Wednesday, September 9, 2009

Are You a Helicopter Parent?

I live in Boca Raton, Florida, where the lawns are manicured and the sunlight glimmers off all the recently manicured fingernails. Our city is a caricature of the easy life. Most people here live comfortably, and many live is posh luxury. Parents are educated and sophisticated. Many mothers, and some fathers do not have to work. My children’s elementary school PTA has 100% membership. One year, I forgot to sign up for the PTA during the open house, and I was hunted down and harassed like the mafia hounds someone who welches on a gambling debt.

Last year, my daughter Mia became friendly with a girl in her class. She played with her at recess, but wanted to see her after school too. I talked to her mother to set up a playdate, but the other girl’s mom was unable to schedule a time for the girls to get together because her daughter didn’t have any unscheduled time. She had so many extracurricular activities, that she had no time left over to play with friends.

Another time, Mia went over to a different friend’s house to play. From the moment she got there, the mother had everything planned. She sat with the girls and did a series of crafts with them, interrupted only by a carefully prepared lunch. The girls were with the mother the whole time, as they were directed from one activity to another.

In some article I read somewhere, I heard this sort of parental behavior referred to as “helicopter parenting” because the parent (usually the mom, but sometime joined by the dad) is always hovering nearby, ready to jump in to resolve a problem, plan a source of entertainment, or whisk the child to yet another lesson or activity.

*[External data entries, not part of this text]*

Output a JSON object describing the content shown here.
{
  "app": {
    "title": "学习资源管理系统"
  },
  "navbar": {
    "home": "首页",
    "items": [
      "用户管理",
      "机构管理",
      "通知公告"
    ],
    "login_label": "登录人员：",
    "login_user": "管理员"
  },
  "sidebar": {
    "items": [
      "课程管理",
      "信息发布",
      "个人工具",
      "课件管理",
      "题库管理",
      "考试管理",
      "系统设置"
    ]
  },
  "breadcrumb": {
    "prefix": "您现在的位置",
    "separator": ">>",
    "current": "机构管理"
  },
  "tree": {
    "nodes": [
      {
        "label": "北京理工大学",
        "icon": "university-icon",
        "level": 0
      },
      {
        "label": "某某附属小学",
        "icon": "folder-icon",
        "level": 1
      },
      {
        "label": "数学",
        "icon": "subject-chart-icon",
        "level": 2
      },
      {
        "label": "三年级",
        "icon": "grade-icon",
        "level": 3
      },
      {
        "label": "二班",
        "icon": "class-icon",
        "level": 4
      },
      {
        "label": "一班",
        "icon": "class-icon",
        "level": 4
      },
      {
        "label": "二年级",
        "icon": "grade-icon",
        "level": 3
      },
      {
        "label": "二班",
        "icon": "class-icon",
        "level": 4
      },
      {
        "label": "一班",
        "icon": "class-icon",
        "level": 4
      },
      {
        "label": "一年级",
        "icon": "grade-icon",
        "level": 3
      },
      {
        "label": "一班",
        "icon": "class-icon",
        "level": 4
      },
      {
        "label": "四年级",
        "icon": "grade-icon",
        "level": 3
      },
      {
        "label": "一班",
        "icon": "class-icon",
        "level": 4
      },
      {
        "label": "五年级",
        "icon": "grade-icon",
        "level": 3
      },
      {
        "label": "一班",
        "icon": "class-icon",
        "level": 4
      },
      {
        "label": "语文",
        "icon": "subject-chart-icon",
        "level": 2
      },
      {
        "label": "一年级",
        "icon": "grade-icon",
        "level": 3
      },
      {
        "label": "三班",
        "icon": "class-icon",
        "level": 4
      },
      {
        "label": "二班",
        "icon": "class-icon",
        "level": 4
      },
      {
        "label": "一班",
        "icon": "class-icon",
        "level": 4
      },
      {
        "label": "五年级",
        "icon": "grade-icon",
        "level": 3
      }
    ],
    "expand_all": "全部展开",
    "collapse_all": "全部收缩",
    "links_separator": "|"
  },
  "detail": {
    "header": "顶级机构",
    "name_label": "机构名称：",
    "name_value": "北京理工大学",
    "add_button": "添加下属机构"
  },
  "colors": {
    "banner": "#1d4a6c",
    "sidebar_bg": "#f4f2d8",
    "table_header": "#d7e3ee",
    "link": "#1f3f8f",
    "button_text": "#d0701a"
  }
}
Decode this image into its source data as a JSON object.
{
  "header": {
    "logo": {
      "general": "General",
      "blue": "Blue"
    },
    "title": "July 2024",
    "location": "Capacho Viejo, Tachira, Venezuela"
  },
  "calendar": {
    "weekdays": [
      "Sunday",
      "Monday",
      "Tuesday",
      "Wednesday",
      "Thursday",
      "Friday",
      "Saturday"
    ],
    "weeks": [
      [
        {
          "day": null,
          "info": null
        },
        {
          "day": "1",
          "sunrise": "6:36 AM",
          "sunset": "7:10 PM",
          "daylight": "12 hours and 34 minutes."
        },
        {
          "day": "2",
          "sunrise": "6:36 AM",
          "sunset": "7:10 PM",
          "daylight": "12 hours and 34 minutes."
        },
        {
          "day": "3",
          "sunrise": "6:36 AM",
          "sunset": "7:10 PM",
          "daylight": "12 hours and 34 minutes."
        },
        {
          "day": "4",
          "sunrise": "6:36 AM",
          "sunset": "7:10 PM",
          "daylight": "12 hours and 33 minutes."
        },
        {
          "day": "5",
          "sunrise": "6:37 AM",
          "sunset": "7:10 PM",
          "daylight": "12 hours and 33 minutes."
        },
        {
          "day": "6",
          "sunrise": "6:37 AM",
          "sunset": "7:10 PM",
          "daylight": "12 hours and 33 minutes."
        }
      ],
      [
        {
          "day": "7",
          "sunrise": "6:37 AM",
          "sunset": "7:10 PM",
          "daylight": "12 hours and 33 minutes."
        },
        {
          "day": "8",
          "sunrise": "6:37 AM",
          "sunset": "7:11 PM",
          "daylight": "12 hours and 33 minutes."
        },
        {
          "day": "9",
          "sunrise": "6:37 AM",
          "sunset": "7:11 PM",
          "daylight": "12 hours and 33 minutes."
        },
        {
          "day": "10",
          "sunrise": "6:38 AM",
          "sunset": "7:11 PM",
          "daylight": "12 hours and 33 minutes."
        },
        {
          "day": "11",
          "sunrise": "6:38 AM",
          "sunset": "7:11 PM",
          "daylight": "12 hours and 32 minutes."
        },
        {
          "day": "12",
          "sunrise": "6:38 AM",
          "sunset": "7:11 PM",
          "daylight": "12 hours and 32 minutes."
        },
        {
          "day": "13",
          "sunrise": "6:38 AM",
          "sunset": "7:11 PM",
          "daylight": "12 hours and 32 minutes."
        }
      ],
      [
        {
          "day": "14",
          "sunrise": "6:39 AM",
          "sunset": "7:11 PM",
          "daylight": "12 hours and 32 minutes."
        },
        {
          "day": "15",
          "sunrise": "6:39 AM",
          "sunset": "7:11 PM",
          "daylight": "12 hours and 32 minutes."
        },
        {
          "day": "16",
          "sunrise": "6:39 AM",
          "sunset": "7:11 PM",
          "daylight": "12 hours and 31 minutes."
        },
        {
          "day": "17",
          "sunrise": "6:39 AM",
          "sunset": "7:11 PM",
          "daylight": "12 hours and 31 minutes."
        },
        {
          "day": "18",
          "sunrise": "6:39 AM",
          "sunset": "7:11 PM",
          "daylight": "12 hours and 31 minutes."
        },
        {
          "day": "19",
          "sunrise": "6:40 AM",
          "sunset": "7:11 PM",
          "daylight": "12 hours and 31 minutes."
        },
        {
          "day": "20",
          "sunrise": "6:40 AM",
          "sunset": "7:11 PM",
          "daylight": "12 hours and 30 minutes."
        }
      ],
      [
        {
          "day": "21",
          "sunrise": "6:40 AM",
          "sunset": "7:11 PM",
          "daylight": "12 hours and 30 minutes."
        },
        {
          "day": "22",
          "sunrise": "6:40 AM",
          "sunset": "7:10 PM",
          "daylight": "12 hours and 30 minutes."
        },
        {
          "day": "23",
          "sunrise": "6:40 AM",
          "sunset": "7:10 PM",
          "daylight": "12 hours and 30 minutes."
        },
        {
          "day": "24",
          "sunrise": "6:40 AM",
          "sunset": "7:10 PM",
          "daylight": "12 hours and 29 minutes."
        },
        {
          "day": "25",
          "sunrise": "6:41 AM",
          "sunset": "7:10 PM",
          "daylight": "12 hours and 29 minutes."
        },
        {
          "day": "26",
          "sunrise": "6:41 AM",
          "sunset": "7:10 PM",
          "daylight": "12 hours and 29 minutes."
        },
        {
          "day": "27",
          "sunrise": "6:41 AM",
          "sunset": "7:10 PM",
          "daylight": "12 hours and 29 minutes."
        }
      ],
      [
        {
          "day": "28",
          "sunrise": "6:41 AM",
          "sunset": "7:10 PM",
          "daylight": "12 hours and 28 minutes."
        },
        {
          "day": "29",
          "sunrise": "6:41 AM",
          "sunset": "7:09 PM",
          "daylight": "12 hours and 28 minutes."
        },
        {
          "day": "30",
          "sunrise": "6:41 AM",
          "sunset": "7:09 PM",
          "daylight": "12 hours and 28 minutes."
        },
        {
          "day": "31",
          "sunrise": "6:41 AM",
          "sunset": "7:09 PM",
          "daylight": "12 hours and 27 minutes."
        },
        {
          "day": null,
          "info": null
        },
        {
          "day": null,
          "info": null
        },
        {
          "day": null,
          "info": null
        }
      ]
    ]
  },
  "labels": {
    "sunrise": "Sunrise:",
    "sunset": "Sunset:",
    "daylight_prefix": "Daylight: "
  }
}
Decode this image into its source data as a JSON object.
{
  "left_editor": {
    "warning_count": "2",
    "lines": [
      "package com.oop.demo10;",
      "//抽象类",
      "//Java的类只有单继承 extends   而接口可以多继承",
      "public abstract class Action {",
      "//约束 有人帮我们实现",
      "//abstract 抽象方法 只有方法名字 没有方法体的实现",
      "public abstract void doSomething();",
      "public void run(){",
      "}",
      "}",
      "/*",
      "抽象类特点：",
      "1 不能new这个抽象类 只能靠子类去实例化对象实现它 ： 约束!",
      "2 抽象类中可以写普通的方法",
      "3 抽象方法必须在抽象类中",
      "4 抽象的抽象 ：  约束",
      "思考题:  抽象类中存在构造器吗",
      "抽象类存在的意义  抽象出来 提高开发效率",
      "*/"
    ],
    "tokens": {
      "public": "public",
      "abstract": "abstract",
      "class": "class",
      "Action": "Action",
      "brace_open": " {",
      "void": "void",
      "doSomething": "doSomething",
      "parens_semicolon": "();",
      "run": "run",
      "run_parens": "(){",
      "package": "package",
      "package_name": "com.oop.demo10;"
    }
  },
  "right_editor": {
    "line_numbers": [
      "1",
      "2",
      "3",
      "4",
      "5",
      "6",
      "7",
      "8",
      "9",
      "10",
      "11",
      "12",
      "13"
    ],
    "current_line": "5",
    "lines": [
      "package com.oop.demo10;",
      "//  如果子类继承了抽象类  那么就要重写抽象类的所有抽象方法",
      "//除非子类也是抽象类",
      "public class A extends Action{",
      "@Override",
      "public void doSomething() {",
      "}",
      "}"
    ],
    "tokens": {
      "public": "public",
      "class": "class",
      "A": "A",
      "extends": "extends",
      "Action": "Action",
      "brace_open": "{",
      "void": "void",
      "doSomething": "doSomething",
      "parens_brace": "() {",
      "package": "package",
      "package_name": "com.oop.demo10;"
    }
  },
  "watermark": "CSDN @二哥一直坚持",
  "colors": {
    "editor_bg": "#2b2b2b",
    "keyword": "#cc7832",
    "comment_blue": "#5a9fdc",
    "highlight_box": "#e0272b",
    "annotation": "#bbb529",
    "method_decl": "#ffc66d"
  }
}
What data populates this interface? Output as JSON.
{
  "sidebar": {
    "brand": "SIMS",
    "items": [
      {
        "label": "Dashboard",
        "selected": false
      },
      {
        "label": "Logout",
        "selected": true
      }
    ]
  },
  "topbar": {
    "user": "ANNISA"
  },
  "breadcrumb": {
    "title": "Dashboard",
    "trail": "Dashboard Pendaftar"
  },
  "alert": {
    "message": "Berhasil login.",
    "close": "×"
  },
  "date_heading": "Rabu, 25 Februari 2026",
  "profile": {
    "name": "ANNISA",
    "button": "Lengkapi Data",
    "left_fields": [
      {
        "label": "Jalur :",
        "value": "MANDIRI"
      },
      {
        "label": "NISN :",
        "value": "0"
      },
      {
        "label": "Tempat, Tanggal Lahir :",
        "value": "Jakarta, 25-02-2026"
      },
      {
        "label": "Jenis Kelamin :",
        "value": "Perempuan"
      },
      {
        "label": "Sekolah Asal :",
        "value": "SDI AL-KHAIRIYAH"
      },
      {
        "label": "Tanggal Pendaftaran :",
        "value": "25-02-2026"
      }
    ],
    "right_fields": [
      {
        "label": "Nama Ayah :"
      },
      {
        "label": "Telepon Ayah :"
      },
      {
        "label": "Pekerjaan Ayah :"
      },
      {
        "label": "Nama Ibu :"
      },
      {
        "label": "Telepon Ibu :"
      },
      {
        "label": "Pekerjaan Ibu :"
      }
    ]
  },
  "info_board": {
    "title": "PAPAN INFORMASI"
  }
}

Maybe it is because I have five kids, or because I work from home and am constantly interrupted by my kids once they get home from school, but I don’t subscribe to the helicopter mentality. I am constantly saying things to my kids like, “I’m not your social director. Go find something to do,” or “You’re a kid. Go play. That’s what kids do,” or my all time favorite, “If you’re bored, I can find plenty of chores you can do.” That last one always results in their hightailing it out of range of my voice and usually ends up with their having lots of fun and leaving me in peace for a while.

“I’m bored” is one of the things that my kids say that drive me absolutely crazy (along with anything said in a whiny voice). I think this desire to be constantly amused stems from our technology-driven youth culture, where kids have mindless TV programming broadcast 24/7 and expect instant replies to their questions, comments and concerns via email, text and Twitter. But regardless of the cause, it is something that we have to deal with as parents.

How are children ever to learn to problem solve and use their imaginations if their parents do everything for them? Kids need to be responsible for amusing themselves because, let’s face it – they don’t have that much choice in most other areas. (I am talking here about younger kids, preteen and below, not teenagers who have much more of a choice about amusements and often choose poorly.)

Another area that is a good one for kids to start taking responsibility in is problem solving and conflict resolution. This is a little trickier and I think deserves its own post, so look for that one coming up soon.

Don’t get me wrong – I’m not advocating a free-for-all or parental neglect as a strategy. Of course, children need care, routine and structure to help them order their lives and create healthy boundaries to their behavior. But let’s be aware of when we’ve crossed the line between structured and smothered.